GillesVandewiele commented 2 years ago

Then we will need to fix the breaking change that is mentioned in #74 (see my screenshot). All unit tests are actually failing as well with this type of errors, so it's definitely because of this.

https://github.com/IBCNServices/pyRDF2Vec/runs/6229466856?check_suite_focus=true

rememberYou commented 2 years ago

The issue is also present with the KG class as we cache the hops with the _get_hops() function.

GillesVandewiele commented 2 years ago

I guess an easy fix for now is to revert the upgrade and put cache tools back at version 4.2.2.

GillesVandewiele commented 2 years ago

I did a reset and push -f to reset our repo back to the latest working commits. All commits after that point in time did get removed however so best store a copy locally if you want to salvage anything from that.

rememberYou commented 2 years ago

I tried to set the fetch and _get_hops functions to global (to avoid the object hash conflict), while using cached, but the error persists. As soon as I delete the cache, then everything works again.

GillesVandewiele commented 2 years ago

Perhaps try the fix suggested by cachetools themselves?

The default key function has been changed to ignore its first argument, so this should only affect applications using custom key functions with the @cachedmethod decorator.

fetch and _get_hops both use a custom key function, we should pass None or something as first argument.

rememberYou commented 2 years ago

I've already tried, but the error is always the same. I will look into fixing this as soon as possible and also update the attr syntax which has changed since then and is easier to use.

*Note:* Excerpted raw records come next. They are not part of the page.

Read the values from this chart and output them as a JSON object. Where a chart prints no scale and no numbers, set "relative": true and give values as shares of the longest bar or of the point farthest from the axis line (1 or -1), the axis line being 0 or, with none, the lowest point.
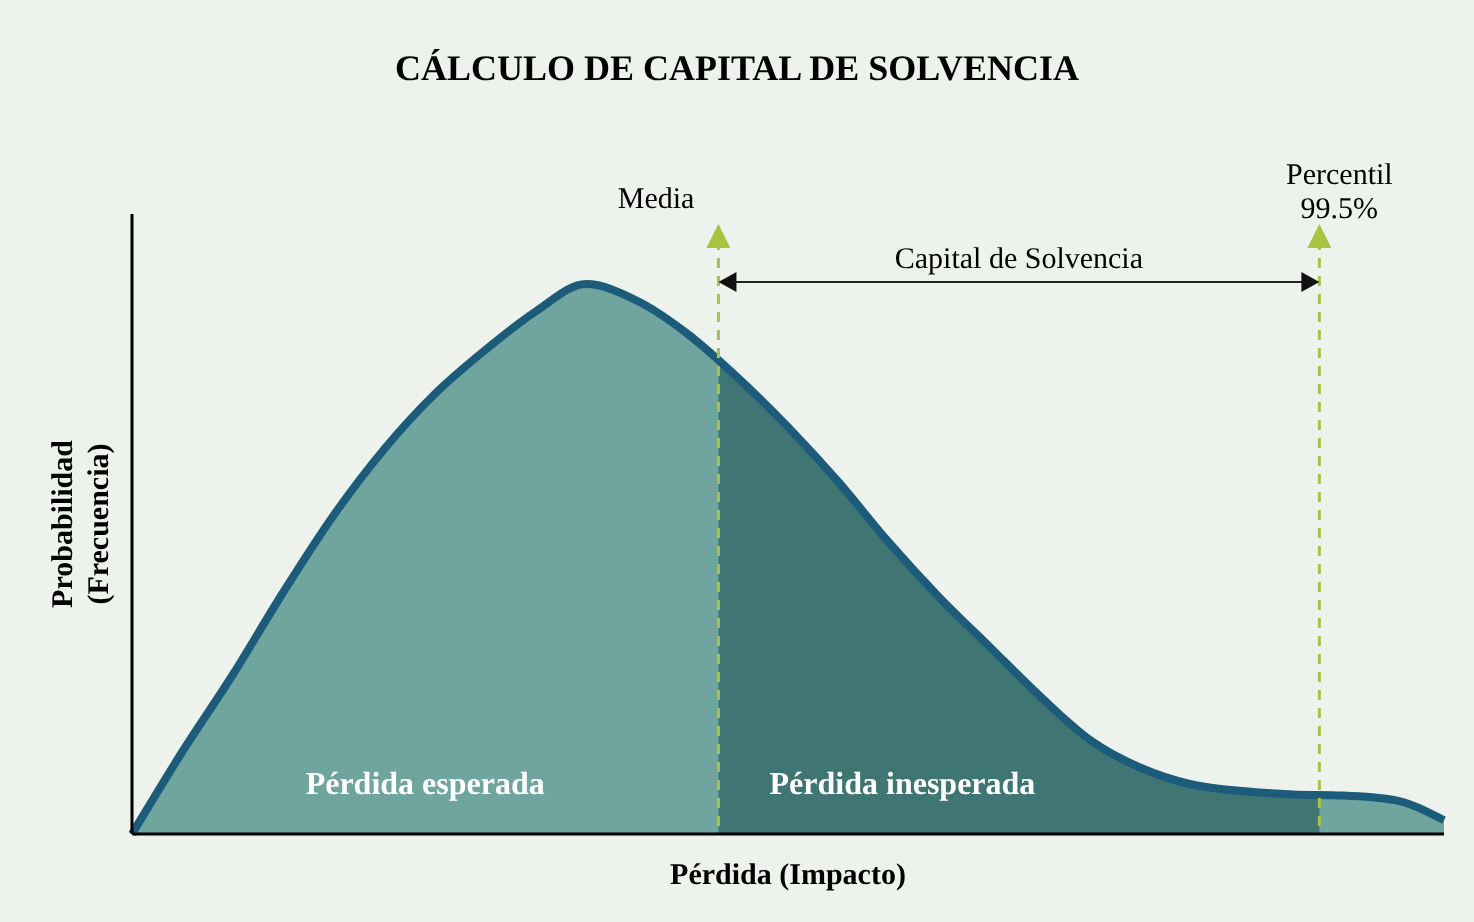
{
  "chart_data": {
    "type": "area",
    "title": "CÁLCULO DE CAPITAL DE SOLVENCIA",
    "xlabel": "Pérdida (Impacto)",
    "ylabel": "Probabilidad (Frecuencia)",
    "relative": true,
    "categories": [
      null,
      null,
      null,
      null,
      null,
      null,
      null,
      null,
      null,
      null,
      null,
      null,
      null,
      null,
      null,
      null,
      null,
      null,
      null,
      null,
      null,
      null,
      null,
      null,
      null,
      null,
      null
    ],
    "series": [
      {
        "color": "#6fa59e",
        "values": [
          0,
          0.15,
          0.29,
          0.44,
          0.58,
          0.7,
          0.8,
          0.88,
          0.95,
          1,
          0.97,
          0.91,
          0.83,
          0.74,
          0.64,
          0.53,
          0.43,
          0.34,
          0.25,
          0.17,
          0.12,
          0.09,
          0.078,
          0.072,
          0.07,
          0.062,
          0.025
        ]
      }
    ],
    "annotations": [
      "Media",
      "Percentil 99.5%",
      "Capital de Solvencia",
      "Pérdida esperada",
      "Pérdida inesperada"
    ]
  }
}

rememberYou commented 2 years ago

Last comment for this issue, cachetools 5.0.0 works if we simply remove the key:

@cachedmethod(operator.attrgetter("cache"), key=partial(hashkey, "fetch")))
def foo(self, bar):
    pass

by:

@cachedmethod(operator.attrgetter("cache"))
def foo(self, bar):
    pass

I double check that there are no more problems with cachetools and I push this fix.

GillesVandewiele commented 2 years ago

@rememberYou any update on this fix perhaps (no urgency though, so take your time!)

rememberYou commented 2 years ago

The commit d039a702c9b072983b5f60ba7892b8d7a2cf1993 on the develop branch has fixed the issue with cachetool. If you clone to the master, since you did a git reset with an older version of cachetool, it should work too.

@wouterbeek Does it work on your side?

Using the develop branch, I'm able to extract the walk from the TriplyDB endpoint without issues. I haven't test with the master branch.

wouterbeek commented 2 years ago

@rememberYou Running pip install . on the last commit in master indeed works for me. Thanks for fixing this!